Karimun — Langkah besar bagi warga perbatasan yang bekerja di Malaysia semakin nyata. Kementerian Koordinator Bidang Hukum, Hak Asasi Manusia, Imigrasi, dan Pemasyarakatan (Kemenko Kumham Imipas) mendorong penerapan Special Border Treatment (SBT), sebuah skema khusus yang memberikan legalitas dan perlindungan bagi warga perbatasan yang bekerja di negara tetangga.
Inisiatif ini dibahas dalam Rapat Koordinasi Perdana Usulan SBT yang berlangsung di Jakarta, Kamis (13/8/2026), melibatkan lintas kementerian, lembaga, serta pemerintah daerah terkait wilayah perbatasan.
Plt. Asisten Deputi Koordinasi Strategi Pelayanan Keimigrasian, Herdaus, menegaskan rapat ini bukan sekadar menyamakan persepsi, melainkan menyatukan komitmen untuk memberikan solusi nyata bagi masyarakat perbatasan.
Konsul Jenderal RI di Johor Bahru, Sigit S. Widiyanto, turut menyoroti bahwa kedekatan geografis, sosial, budaya, dan sejarah membuat mobilitas warga Karimun dan Kepulauan Meranti ke Malaysia adalah realita yang tak dapat dipisahkan. Selama ini banyak warga masuk dengan fasilitas kunjungan namun bekerja, sehingga tidak memiliki perlindungan ketenagakerjaan. KJRI Johor Bahru mendorong SBT agar warga dapat bekerja secara legal, dan usulan ini telah diterima untuk dibahas lebih lanjut pihak Malaysia melalui forum Sosek Malindo.
Bupati Karimun sekaligus Ketua MPW PKS Kepulauan Riau, Ing H. Iskandarsyah, menyambut baik inisiatif strategis ini.

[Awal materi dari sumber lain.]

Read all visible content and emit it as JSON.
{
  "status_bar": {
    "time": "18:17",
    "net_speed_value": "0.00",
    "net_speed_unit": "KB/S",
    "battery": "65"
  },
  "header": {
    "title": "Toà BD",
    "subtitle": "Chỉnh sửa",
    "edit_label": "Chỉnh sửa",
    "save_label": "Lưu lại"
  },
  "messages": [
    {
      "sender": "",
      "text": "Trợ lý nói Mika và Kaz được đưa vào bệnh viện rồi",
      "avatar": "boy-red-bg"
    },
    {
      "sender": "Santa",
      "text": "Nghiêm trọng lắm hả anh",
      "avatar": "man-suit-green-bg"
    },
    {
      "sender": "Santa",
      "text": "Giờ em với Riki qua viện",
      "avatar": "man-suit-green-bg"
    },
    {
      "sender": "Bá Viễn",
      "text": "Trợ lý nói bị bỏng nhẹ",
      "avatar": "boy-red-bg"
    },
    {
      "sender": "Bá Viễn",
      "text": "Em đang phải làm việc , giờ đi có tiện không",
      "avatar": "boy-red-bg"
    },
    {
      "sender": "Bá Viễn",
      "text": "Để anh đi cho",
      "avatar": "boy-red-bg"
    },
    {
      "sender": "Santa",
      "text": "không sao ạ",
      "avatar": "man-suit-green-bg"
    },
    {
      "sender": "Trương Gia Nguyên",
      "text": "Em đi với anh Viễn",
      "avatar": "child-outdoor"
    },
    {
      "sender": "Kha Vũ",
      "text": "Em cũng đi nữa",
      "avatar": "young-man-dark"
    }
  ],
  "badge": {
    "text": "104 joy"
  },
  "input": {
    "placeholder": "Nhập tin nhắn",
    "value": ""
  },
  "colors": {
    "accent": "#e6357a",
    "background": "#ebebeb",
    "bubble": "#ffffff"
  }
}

Beliau menekankan bahwa menghentikan mobilitas warga secara penuh sangat tidak realistis mengingat ikatan kekeluargaan dan sejarah yang sudah berlangsung turun-temurun.
“Kami mengusulkan agar masa izin dalam skema SBT dapat diberikan untuk jangka waktu 3 hingga 6 bulan, sehingga masyarakat tidak perlu terlalu sering melakukan perjalanan pulang-pergi. Namun, kami sangat menekankan bahwa skema ini harus tetap dalam koridor hukum dan tidak boleh menimbulkan persepsi bahwa pemerintah melegalkan Tindak Pidana Perdagangan Orang (TPPO).”
Menyikapi langkah strategis ini, Ketua DPD PKS Kabupaten Karimun, Suryadi, menyampaikan dukungan penuh sekaligus harapan agar skema ini segera terealisasi dan memberikan perlindungan nyata bagi masyarakat Karimun.
“Kami dari DPD PKS Karimun menyambut baik dan memberikan dukungan penuh atas upaya penerapan skema Special Border Treatment ini. Selama ini, banyak warga kita yang bekerja di perbatasan belum memiliki kepastian hukum dan perlindungan yang memadai. Hadirnya skema SBT menjadi harapan besar bagi warga Karimun — agar mereka dapat bekerja secara legal, aman, terlindungi, dan dihargai hak-haknya sebagai pekerja sekaligus warga negara Indonesia. Kami berharap proses pembahasan ini berjalan lancar, segera disepakati, dan dapat dirasakan manfaatnya oleh masyarakat secepatnya. Insyaallah ini menjadi wujud nyata kehadiran negara untuk melayani dan melindungi rakyatnya.”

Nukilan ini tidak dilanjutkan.